2. The radiation curable inkjet ink according to claim 1, wherein R₁Is a substituted or unsubstituted alkyl group.

3. The radiation curable inkjet ink according to claim 1 or 2, wherein R₂And R₃Independently selected from hydrogen and methyl.

4. The radiation curable inkjet ink according to any one of the preceding claims wherein X represents oxygen.

5. The radiation curable inkjet ink according to any one of the preceding claims wherein n + m + o is 3 or 4.

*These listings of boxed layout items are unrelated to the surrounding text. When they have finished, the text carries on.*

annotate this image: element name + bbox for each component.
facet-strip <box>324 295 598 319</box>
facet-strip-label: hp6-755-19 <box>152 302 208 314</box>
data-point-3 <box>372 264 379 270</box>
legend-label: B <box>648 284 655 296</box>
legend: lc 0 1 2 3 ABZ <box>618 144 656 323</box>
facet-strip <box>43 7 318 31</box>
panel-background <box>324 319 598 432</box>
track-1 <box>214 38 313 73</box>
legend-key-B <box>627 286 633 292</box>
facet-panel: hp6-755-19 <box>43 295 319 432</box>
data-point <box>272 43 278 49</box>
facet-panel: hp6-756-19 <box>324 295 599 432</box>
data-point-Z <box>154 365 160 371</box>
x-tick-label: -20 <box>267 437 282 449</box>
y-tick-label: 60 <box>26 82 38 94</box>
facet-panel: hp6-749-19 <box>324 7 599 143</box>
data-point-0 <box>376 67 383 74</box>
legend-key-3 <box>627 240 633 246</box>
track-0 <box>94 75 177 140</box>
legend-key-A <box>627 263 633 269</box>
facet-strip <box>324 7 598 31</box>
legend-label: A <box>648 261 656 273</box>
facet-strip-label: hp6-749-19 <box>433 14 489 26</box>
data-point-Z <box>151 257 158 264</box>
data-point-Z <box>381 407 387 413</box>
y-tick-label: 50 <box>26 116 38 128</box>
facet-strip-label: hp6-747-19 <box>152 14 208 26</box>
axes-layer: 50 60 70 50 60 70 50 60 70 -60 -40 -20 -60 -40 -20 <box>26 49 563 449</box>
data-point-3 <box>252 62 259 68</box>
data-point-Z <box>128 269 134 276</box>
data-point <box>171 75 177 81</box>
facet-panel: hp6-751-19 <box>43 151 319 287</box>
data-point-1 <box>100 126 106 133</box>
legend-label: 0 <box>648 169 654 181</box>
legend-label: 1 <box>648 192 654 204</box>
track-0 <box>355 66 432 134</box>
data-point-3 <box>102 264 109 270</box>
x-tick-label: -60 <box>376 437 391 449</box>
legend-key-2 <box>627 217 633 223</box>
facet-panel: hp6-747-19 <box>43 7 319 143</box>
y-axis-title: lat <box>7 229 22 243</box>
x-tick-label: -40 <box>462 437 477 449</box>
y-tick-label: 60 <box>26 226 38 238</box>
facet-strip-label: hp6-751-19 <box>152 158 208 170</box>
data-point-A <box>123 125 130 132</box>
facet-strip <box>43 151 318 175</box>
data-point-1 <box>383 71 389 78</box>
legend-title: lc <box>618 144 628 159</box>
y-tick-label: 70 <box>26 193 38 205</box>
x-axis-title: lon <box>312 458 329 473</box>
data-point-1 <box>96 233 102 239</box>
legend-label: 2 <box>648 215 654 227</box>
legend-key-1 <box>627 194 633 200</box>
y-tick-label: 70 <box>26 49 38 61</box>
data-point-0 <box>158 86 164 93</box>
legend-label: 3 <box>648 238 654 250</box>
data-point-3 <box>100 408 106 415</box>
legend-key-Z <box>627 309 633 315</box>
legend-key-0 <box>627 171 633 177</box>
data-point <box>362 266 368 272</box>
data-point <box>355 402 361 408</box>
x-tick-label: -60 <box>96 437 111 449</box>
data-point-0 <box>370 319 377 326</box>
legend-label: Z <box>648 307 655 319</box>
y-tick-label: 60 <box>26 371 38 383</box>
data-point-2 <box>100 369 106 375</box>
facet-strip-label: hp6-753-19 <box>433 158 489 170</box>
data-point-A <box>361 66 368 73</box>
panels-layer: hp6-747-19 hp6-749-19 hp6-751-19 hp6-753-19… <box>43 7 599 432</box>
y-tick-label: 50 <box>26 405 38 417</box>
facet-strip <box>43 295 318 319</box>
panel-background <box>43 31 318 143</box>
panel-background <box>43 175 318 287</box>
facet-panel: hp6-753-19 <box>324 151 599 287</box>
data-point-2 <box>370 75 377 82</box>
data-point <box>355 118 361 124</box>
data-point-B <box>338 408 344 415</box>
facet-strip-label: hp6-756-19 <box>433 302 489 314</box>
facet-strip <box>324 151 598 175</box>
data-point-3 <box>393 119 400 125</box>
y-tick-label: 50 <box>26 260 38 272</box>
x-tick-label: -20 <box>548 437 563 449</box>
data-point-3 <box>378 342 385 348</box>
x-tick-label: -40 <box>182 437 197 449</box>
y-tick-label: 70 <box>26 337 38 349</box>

6. The radiation curable inkjet ink according to any one of the preceding claims wherein n and m are independently of each other 1 or 2.

7. The radiation curable inkjet ink according to any one of the preceding claims, wherein the polymerizable compound is selected from the group consisting of acryloyl morpholine, cyclic trimethacrylaldehyde acrylate, isobornyl acrylate, dipropylene glycol diacrylate, trimethylolpropane triacrylate and 2- (vinyl ethoxy) ethyl acrylate.

8. The radiation curable inkjet ink according to any one of the preceding claims, further comprising a phenolic resin or a hydroxystyrene based resin.

9. The radiation curable inkjet ink according to any one of the preceding claims, further comprising a colorant.

10. The radiation curable inkjet ink according to any one of the preceding claims, further comprising a flame retardant.

11. A method of manufacturing a Printed Circuit Board (PCB), the method comprising an inkjet printing step wherein a radiation curable inkjet ink as defined in any one of claims 1 to 10 is jetted and cured on a substrate.

12. The method of claim 11, wherein curing is performed using UV radiation.

13. A method according to claim 11 or 12, wherein an anti-corrosion coating is provided on the metal surface in the inkjet printing step.

14. The method according to any one of claims 11-13, wherein a solder mask is provided in the inkjet printing step.

15. The method of claim 14, further comprising a heating step.